Structure and function of aureochrome, blue-light receptor, in photosynthetic stramenopiles

The blue-light (BL) receptor, aureochrome was found and isolated from xanthophycean macro alga Vaucheria in 2007. Aureochrome is a BL receptor only in photosynthetic stramenopiles, such as diatoms, raphidophycean and brown algae. Aureochrome is composed of a bZIP (basic leucine Zipper) transcription factor domain at the N terminus and a LOV (Light-Oxygen-Voltage) domain at the C terminus. FMN (flavin mononucleotide) binds to LOV domain of aureochrome to function as a BL receptor. After BL irradiation, bZIP binds to cis elements (specific DNA binding sequence) with conformational change of LOV domain and regulates gene expression. These results suggest that various BL responses of photosynthetic stramenopiles are induced via the aureochrome. In this review, we introduce the function of aureochrome and future perspective.

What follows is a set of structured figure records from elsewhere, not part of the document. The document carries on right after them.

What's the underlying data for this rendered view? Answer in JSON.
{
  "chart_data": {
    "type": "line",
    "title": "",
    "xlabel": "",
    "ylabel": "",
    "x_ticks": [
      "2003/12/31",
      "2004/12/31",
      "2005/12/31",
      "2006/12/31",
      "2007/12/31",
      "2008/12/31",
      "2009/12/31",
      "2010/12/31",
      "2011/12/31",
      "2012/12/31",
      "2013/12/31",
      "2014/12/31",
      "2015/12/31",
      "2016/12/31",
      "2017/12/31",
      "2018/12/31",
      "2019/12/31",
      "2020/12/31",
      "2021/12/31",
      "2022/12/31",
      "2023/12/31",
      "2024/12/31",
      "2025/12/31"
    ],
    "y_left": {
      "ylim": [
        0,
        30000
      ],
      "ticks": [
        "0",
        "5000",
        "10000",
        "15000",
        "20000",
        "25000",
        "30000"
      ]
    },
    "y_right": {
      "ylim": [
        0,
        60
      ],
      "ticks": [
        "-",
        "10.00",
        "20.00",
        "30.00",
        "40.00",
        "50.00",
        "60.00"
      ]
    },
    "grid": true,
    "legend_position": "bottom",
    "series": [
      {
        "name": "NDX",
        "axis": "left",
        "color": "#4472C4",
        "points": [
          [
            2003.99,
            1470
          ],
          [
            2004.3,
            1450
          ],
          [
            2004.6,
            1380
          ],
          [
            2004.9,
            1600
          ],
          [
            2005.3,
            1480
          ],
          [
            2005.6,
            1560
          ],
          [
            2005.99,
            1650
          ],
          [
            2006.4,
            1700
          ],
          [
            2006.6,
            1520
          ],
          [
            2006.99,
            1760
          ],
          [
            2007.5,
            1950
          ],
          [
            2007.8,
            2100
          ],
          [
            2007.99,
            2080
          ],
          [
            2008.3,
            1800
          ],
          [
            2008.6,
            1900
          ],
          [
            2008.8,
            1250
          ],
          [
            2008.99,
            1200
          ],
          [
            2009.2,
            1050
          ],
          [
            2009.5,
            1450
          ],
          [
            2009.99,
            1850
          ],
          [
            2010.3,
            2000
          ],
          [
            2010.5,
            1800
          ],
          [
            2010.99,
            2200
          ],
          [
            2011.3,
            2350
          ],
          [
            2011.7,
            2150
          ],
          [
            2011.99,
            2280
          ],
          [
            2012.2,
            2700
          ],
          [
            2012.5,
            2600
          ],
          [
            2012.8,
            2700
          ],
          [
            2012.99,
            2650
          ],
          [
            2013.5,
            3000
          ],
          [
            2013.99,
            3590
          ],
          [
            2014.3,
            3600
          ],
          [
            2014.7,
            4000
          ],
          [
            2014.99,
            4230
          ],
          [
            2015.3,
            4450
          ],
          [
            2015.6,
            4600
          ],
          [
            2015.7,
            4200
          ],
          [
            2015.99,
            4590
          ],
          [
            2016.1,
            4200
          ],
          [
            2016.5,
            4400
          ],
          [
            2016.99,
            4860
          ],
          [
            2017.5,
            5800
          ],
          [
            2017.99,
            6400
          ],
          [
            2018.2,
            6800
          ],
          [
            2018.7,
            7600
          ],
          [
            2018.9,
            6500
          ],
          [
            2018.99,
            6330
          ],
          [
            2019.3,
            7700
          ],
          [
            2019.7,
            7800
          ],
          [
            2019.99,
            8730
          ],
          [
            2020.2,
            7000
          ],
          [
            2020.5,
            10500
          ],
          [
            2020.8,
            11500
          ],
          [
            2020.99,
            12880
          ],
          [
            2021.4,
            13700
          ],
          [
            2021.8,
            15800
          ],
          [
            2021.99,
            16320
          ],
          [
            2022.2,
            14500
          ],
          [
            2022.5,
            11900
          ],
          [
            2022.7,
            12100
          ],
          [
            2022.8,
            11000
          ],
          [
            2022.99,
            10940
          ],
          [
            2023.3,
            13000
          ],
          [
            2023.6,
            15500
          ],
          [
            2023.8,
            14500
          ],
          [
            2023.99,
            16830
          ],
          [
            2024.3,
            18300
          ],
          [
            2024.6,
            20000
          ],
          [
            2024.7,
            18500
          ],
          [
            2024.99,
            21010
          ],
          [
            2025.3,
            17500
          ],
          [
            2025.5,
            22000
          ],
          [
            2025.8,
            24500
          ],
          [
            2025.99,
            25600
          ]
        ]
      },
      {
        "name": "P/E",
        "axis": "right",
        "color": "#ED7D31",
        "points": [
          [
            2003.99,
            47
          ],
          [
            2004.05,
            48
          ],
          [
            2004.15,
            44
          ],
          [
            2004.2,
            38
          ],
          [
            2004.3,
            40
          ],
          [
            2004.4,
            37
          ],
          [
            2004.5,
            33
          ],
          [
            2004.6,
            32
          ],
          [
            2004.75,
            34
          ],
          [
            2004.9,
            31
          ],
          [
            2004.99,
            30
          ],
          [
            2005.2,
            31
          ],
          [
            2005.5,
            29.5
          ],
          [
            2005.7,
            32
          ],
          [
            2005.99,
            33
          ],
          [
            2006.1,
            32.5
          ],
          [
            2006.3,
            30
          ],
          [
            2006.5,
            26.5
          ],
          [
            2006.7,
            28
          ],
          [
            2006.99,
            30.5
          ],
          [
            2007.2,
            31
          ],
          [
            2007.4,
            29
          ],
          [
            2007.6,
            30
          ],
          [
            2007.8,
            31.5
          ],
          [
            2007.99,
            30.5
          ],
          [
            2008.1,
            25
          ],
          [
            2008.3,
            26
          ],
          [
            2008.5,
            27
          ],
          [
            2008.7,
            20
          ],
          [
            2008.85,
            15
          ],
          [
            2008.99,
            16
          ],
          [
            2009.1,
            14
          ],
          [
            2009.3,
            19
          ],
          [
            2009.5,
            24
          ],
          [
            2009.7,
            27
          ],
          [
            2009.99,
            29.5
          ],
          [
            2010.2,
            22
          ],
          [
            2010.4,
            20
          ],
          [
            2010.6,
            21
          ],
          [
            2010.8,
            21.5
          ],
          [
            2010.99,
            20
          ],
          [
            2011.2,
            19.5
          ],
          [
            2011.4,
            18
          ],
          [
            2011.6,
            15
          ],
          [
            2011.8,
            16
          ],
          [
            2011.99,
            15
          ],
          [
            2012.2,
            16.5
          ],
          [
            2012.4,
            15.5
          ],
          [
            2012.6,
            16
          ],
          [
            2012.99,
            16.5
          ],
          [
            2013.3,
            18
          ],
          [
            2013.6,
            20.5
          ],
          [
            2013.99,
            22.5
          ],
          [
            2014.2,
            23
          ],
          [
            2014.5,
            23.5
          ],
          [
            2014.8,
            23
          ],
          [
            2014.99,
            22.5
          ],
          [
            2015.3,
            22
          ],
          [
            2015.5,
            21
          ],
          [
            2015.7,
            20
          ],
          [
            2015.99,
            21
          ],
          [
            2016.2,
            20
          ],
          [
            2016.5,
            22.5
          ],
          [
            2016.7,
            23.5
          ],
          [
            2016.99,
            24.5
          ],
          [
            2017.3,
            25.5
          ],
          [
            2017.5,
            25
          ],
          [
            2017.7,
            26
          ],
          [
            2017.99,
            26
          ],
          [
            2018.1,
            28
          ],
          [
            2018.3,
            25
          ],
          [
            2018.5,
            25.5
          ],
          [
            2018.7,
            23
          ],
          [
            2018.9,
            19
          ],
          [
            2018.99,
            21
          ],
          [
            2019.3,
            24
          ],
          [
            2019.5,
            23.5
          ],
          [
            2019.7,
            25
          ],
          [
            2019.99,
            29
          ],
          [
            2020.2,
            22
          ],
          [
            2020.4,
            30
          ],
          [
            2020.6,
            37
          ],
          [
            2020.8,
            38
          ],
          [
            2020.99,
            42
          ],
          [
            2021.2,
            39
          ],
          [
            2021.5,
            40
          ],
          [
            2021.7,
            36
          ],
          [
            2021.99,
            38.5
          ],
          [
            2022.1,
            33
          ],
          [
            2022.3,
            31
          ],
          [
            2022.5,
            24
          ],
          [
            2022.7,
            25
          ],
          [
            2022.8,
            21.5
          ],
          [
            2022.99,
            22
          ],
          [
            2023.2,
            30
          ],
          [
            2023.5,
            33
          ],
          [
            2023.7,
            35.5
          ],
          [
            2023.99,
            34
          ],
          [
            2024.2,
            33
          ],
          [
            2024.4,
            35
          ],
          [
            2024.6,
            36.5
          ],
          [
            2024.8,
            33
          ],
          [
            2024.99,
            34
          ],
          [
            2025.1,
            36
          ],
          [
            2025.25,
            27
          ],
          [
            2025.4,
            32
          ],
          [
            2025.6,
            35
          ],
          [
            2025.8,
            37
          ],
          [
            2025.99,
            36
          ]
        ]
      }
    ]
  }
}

An introduction to Infrared Laser Evoked Gene Operator (IR-LEGO) technique and its applications

Microscope technology has been used for observation of morphology and phenomena in tissues and cells. Recently, the technology has also been used for manipulation of living cells using the light, such as optogenetics which utilizes photo-dependent channels called channel rhodopsin-2 (ChR2) and photo-induced pump called halo rhodopsin (HR). We originally established another light induced cell manipulation technique which enables spatiotemporal in vivo expression of a target gene in a single-cell level. This method employs heat shock response of the target organisms to induce the target gene expression, and to heat the cell, a microscope technology using infrared irradiation is used. In this report, we introduce the method and examples of application that have been obtained by collaboration researches.